Schermata 2019 09 27 Alle 20
da impossiblefoods.com

I ragazzi scendono per strada e chiedono di salvare il pianeta e il loro futuro, il governo italiano risponde con la burocratica rugosità di un fantomatico “decreto clima”, dai contenuti grotteschi tipo rottamare l’auto in cambio di un abbonamento dell’autobus, si spera non di quelli romani che si incendiano, altrimenti è consigliabile sgasare col Suv, e altre facezie tipo gli incentivi alla spesa alla spina (non si sa se lo sconto vale anche per la pinta di bionda, cosa che lascia il provvedimento ancora in precario equilibrio tra il capolavoro e l’odiosa discriminazione).

Nel suo ultimo saggio, il formidabile romanziere Jonathan Safran Foer racconta che, secondo la stima meno conservativa dell’Onu, il 51 per cento delle emissioni nell’atmosfera deriva dall’industria animale, carne e latticini, per cui comprarsi un’auto elettrica serve a poco, non solo perché produrre le batterie provoca ulteriori disastri ambientali e neanche perché buona parte della produzione elettrica è ancora a carbone, ma perché a conti fatti è più efficace ridurre il consumo di bistecche e di formaggi più che acquistare una Prius.

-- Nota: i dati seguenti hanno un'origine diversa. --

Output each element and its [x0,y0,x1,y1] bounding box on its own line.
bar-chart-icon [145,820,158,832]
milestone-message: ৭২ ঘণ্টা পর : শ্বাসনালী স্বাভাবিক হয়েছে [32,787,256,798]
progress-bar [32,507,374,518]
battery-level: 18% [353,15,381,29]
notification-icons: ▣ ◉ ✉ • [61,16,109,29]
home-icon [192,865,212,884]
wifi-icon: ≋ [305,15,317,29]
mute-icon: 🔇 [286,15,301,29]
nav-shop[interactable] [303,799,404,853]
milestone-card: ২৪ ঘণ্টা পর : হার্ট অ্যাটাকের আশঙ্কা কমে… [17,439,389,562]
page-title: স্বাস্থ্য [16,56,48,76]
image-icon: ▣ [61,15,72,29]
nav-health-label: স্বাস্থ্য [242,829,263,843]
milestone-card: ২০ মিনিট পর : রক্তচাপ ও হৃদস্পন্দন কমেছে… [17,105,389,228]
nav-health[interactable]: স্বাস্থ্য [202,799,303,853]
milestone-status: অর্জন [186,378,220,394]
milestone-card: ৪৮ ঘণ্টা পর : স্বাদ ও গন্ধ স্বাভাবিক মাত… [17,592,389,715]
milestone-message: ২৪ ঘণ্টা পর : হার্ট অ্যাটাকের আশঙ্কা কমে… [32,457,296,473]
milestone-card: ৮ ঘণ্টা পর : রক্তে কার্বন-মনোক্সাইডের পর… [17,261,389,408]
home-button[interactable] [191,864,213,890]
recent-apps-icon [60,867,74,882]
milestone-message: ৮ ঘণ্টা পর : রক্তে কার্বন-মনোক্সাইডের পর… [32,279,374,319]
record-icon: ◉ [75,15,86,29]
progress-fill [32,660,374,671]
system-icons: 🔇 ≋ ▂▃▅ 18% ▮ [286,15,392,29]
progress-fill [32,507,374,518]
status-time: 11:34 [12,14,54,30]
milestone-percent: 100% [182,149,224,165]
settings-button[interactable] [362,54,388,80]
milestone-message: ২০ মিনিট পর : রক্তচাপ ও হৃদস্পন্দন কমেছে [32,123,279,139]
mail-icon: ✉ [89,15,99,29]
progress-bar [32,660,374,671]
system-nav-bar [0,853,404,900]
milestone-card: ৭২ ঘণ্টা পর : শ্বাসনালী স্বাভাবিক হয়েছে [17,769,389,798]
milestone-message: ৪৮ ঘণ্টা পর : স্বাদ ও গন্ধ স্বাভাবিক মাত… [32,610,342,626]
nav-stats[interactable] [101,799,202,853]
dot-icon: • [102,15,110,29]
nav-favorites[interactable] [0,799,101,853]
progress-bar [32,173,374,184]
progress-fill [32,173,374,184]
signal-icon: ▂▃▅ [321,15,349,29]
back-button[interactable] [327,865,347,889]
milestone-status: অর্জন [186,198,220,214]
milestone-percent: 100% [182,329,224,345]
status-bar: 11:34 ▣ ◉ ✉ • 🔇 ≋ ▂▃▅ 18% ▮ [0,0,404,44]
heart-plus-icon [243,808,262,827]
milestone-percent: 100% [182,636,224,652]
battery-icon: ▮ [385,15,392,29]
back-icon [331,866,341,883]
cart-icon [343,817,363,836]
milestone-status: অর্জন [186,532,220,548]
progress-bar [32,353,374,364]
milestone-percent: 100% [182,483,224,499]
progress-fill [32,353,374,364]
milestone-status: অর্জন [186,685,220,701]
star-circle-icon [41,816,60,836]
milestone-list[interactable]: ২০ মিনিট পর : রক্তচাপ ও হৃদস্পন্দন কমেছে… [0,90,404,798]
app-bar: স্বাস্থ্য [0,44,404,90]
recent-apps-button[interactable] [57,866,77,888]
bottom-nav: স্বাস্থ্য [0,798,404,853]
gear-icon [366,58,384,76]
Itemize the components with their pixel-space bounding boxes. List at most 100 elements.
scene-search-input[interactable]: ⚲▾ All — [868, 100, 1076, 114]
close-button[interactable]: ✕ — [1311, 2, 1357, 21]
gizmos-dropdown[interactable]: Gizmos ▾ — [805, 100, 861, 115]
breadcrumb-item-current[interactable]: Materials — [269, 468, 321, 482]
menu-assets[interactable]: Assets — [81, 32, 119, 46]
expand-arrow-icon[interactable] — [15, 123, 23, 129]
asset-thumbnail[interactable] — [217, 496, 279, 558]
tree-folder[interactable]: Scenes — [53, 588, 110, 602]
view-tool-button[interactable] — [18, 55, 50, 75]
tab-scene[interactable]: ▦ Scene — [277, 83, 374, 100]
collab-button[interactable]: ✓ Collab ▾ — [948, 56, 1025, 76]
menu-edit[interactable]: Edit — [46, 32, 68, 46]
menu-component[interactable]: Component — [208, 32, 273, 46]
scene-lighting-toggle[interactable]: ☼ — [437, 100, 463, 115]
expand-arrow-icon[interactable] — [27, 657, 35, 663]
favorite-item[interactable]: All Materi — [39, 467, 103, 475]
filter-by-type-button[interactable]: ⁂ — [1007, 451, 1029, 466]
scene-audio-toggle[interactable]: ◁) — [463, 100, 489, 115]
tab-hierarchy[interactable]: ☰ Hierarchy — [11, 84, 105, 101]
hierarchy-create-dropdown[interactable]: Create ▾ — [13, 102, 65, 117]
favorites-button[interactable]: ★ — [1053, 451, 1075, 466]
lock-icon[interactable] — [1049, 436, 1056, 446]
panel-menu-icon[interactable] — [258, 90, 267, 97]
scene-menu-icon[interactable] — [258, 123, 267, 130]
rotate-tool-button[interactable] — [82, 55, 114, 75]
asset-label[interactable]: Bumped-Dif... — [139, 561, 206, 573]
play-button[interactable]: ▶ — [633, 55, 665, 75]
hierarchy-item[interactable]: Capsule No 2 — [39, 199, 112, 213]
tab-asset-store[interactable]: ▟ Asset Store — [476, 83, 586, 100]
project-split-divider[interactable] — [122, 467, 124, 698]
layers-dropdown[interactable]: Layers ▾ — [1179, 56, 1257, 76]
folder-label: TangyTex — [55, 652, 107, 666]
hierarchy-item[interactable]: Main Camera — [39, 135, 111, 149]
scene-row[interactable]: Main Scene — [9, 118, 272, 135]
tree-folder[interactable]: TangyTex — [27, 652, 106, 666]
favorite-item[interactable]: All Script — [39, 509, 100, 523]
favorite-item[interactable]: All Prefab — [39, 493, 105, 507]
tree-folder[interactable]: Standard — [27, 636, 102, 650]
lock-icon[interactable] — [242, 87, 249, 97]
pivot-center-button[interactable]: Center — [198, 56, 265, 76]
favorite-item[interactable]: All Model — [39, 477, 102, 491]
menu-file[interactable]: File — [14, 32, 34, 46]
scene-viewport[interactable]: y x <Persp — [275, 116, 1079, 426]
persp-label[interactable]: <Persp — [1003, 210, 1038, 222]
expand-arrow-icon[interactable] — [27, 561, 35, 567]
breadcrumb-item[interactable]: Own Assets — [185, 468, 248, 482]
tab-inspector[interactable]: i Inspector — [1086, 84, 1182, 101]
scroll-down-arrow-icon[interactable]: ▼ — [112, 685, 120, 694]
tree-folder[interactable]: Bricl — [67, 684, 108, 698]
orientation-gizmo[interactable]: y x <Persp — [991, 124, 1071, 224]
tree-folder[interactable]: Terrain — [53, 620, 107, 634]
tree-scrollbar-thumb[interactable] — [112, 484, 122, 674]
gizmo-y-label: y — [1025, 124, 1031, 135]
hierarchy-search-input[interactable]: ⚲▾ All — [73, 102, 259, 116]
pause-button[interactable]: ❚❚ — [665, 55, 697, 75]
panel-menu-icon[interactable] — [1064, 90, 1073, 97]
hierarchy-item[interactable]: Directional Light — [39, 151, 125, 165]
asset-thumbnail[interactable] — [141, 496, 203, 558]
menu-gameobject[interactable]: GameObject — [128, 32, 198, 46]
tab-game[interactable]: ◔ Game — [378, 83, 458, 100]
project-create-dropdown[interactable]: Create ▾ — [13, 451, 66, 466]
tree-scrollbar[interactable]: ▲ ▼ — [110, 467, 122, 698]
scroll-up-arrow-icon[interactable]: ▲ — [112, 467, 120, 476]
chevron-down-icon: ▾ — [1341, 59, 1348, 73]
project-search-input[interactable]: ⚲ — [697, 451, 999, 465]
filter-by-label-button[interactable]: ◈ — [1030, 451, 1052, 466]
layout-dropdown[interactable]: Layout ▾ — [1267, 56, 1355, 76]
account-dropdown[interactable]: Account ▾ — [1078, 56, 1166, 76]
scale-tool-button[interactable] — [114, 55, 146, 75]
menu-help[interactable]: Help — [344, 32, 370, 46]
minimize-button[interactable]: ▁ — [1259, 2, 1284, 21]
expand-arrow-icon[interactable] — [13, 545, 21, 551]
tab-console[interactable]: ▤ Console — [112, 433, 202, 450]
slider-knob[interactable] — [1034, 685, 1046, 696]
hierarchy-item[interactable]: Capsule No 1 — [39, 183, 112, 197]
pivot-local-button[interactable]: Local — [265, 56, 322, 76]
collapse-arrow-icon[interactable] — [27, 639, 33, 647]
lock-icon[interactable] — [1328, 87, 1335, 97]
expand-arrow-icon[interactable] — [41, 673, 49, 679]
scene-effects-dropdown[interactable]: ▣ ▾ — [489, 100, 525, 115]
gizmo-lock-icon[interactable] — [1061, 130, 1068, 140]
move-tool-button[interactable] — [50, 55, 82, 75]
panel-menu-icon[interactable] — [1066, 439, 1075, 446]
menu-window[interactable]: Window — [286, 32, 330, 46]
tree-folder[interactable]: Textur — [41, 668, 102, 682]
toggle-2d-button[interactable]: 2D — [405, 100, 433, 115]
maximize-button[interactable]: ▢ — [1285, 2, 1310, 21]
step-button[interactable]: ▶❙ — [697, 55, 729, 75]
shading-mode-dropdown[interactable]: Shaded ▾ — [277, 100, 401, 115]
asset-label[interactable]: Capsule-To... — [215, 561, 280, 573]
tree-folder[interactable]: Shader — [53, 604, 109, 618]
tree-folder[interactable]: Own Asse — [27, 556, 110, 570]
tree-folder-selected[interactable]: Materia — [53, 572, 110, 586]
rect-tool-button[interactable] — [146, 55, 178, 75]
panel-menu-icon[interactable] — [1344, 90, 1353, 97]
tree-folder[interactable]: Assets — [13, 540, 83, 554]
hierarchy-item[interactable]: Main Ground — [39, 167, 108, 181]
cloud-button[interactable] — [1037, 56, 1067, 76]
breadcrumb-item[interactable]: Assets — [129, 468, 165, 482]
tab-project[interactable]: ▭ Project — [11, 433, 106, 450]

Chiudere i rubinetti dell’acqua, spegnere la luce nel corridoio, separare l’umido dai rifiuti solidi urbani e altre piccole buone azioni quotidiane sono abitudini intelligenti e ormai consolidate, come ci hanno sempre detto le nostre nonne senza che si siano mai registrati effetti benefici per l’atmosfera, ma erano altri tempi, come ha ricordato Cristiano de Majo su Twitter, quando in mancanza di utopie visionarie e modelli alla Greta noi studenti del sud scioperavamo distopicamente perché nelle scuole non c’era il riscaldamento.

La questione climatica è troppo seria per essere lasciata alle utopie o ai buoni sentimenti. Abbiamo bisogno di più

La questione climatica è troppo seria per essere lasciata alle fantasie o ai buoni sentimenti. Abbiamo bisogno di più. Il New Yorker ha raccontato la fantastica storia dell’hamburger che potrebbe risolvere il problema dei cambiamenti climatici. Si tratta di un innovativo prodotto senza carne, veggie ma sanguinante, talmente buono da essere riuscito a ingannare il temibile conduttore radiofonico dell’alt right cospirazionista americana, Glenn Beck, il quale peraltro nel tempo libero alleva bestiame ma che in un test al buio ha scambiato l’Impossible Burger, si chiama così, per quello di carne e, di conseguenza, quello di vero bovino per il prodotto di laboratorio. «È una cosa da pazzi - ha detto sconsolato Beck - potrei diventare vegano».

La storia dell’hamburger impossibile spiega come l’innovazione tecnologia sia la strada corretta da seguire, con le necessarie cautele, per affrontare il problema del clima, nella speranza che prima o poi si trovi anche il modo di ricatturare le emissioni che scarichiamo nell’atmosfera. Gli scienziati e le aziende private ci stanno lavorando e, a occhio, un marchingegno del genere allontenerebbe la fine del mondo più di quanto ci riuscirebbe la massificazione della spesa alla spina.

La politica dovrebbe occuparsi di seri progetti politico-sociali finalizzati a ridurre le emissioni, come i piani di Angela Merkel in Germania e la Strategia energetica nazionale approvata dal governo Gentiloni, ma anche come il più ambizioso Green New Deal americano di Alexandria Ocasio-Cortez. Il resto è solo ostentazione.